Enfin, l’idée même d’une Préface de même que le fait de porter la mention « Préface de Joseph Ndzomo-Molé » jusque sur la couverture du livre d’un auteur comme M. Towa nous semble trahir un manque de sobriété et de modestie. Une Préface est sensée apporter, souvent, du crédit à un livre. Ce n’est pas un hasard si elle est, en général, l’œuvre d’une autorité – plus grande que celle de l’auteur si l’auteur est un débutant ; ou reconnue comme telle si l’auteur est un classique. Mais M. Ndzomo-Molé peut-t-il se prévaloir d’être une autorité du niveau de M. Towa que ce soit dans la pertinence des idées ou le tranchant du commentaire ? Pour toutes ces raisons, une « Postface » nous aurait semblé plus modeste et la suppression de cette mention inutile en première de couverture de l’ouvrage, plus sobre. Mais cette préface maladroite cache autre chose de maladroit. C’est ce que nous verrons dans un autre article.

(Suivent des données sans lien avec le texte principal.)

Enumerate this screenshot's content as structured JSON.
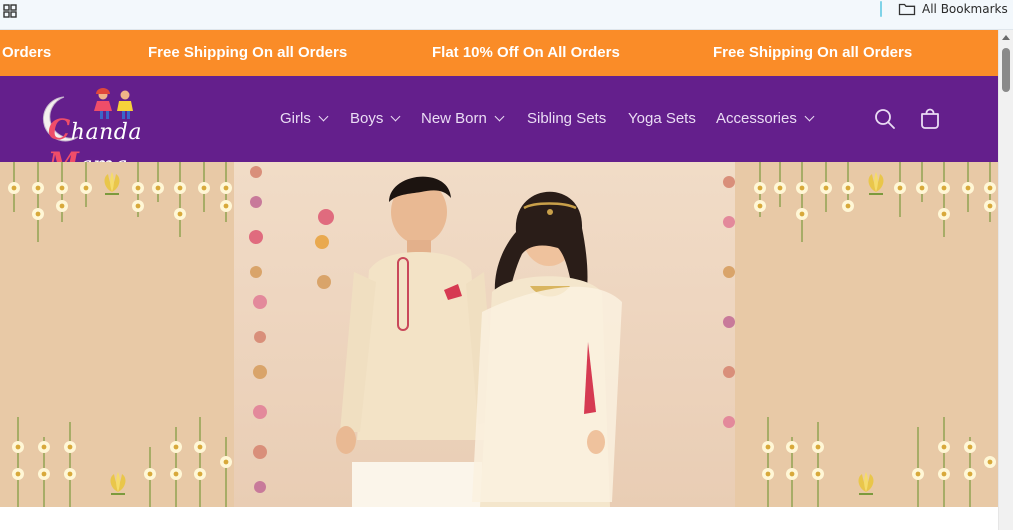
{
  "browser": {
    "apps_icon": "apps-grid-icon",
    "bookmarks_folder_icon": "folder-icon",
    "bookmarks_label": "All Bookmarks"
  },
  "announcement": {
    "messages": [
      "Orders",
      "Free Shipping On all Orders",
      "Flat 10% Off On All Orders",
      "Free Shipping On all Orders"
    ],
    "background": "#fa8c28"
  },
  "header": {
    "logo_text_1": "handa",
    "logo_text_c": "C",
    "logo_text_m": "M",
    "logo_text_2": "ama",
    "background": "#641f8c",
    "nav": [
      {
        "label": "Girls",
        "has_dropdown": true
      },
      {
        "label": "Boys",
        "has_dropdown": true
      },
      {
        "label": "New Born",
        "has_dropdown": true
      },
      {
        "label": "Sibling Sets",
        "has_dropdown": false
      },
      {
        "label": "Yoga Sets",
        "has_dropdown": false
      },
      {
        "label": "Accessories",
        "has_dropdown": true
      }
    ],
    "search_icon": "search-icon",
    "cart_icon": "cart-icon"
  },
  "hero": {
    "image": "Two children in cream ethnic outfits standing together"
  }
}
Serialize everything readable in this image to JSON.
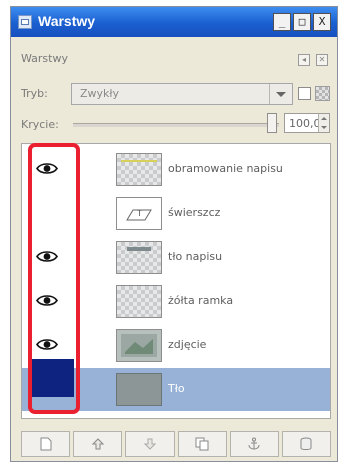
{
  "window": {
    "title": "Warstwy",
    "minimize_label": "_",
    "maximize_label": "□",
    "close_label": "X"
  },
  "panel": {
    "header": "Warstwy",
    "mode_label": "Tryb:",
    "mode_value": "Zwykły",
    "opacity_label": "Krycie:",
    "opacity_value": "100,0"
  },
  "layers": [
    {
      "name": "obramowanie napisu",
      "visible": true,
      "selected": false,
      "icon": "eye-icon"
    },
    {
      "name": "świerszcz",
      "visible": false,
      "selected": false,
      "icon": ""
    },
    {
      "name": "tło napisu",
      "visible": true,
      "selected": false,
      "icon": "eye-icon"
    },
    {
      "name": "żółta ramka",
      "visible": true,
      "selected": false,
      "icon": "eye-icon"
    },
    {
      "name": "zdjęcie",
      "visible": true,
      "selected": false,
      "icon": "eye-icon"
    },
    {
      "name": "Tło",
      "visible": false,
      "selected": true,
      "icon": ""
    }
  ],
  "bottom_buttons": [
    "new-layer-icon",
    "raise-layer-icon",
    "lower-layer-icon",
    "duplicate-layer-icon",
    "anchor-layer-icon",
    "delete-layer-icon"
  ],
  "colors": {
    "titlebar": "#1a5fd0",
    "selection": "#97b2d6",
    "highlight": "#ea2030",
    "active_indicator": "#0e2280"
  }
}
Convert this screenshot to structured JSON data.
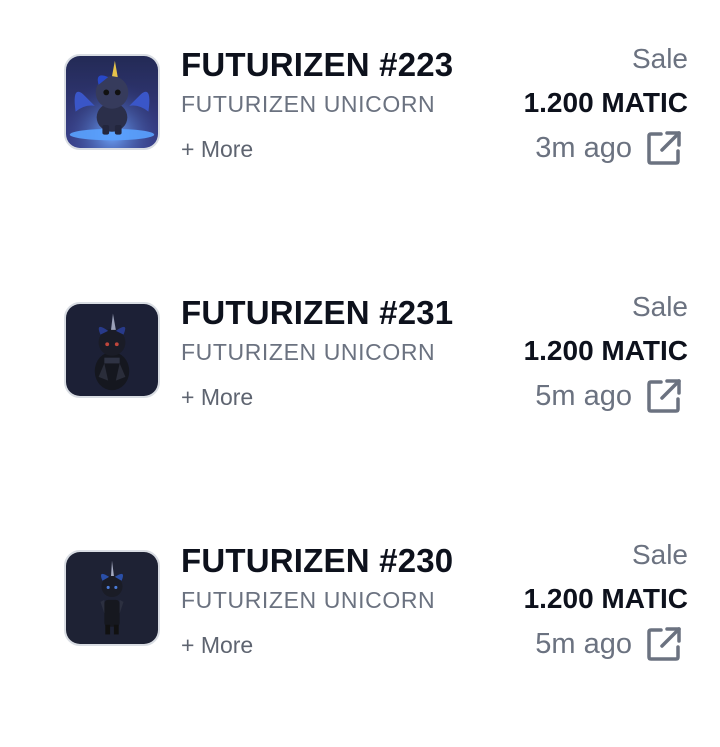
{
  "activities": [
    {
      "nft_name": "FUTURIZEN #223",
      "collection": "FUTURIZEN UNICORN",
      "more_label": "+ More",
      "event": "Sale",
      "price": "1.200 MATIC",
      "time": "3m ago",
      "thumbnail_icon": "blue-winged-unicorn-image",
      "link_icon": "external-link-icon"
    },
    {
      "nft_name": "FUTURIZEN #231",
      "collection": "FUTURIZEN UNICORN",
      "more_label": "+ More",
      "event": "Sale",
      "price": "1.200 MATIC",
      "time": "5m ago",
      "thumbnail_icon": "dark-armored-unicorn-image",
      "link_icon": "external-link-icon"
    },
    {
      "nft_name": "FUTURIZEN #230",
      "collection": "FUTURIZEN UNICORN",
      "more_label": "+ More",
      "event": "Sale",
      "price": "1.200 MATIC",
      "time": "5m ago",
      "thumbnail_icon": "dark-armored-unicorn-image",
      "link_icon": "external-link-icon"
    }
  ],
  "colors": {
    "primary_text": "#0d111c",
    "secondary_text": "#6b7280",
    "thumb_border": "#d9dde3",
    "icon_stroke": "#6b7280"
  }
}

[1] Voir Nsame Mbongo, La personnalité philosophique du monde noir. Contre-histoire de la philosophie, t. 2, Paris, L’Harmattan, 2013, p. 287, note. Tous les mots entre guillemets sont de l’auteur.

[2] Ndzomo-Molé J., Préface à Towa M., Identité et transcendance, Paris, L’Harmattan, 2011, p. 7.

[3] Idem.

[4] Ibid., p. 12. Mais utiles pour qui ou pour quoi ?

[5] Ibid., p. 14.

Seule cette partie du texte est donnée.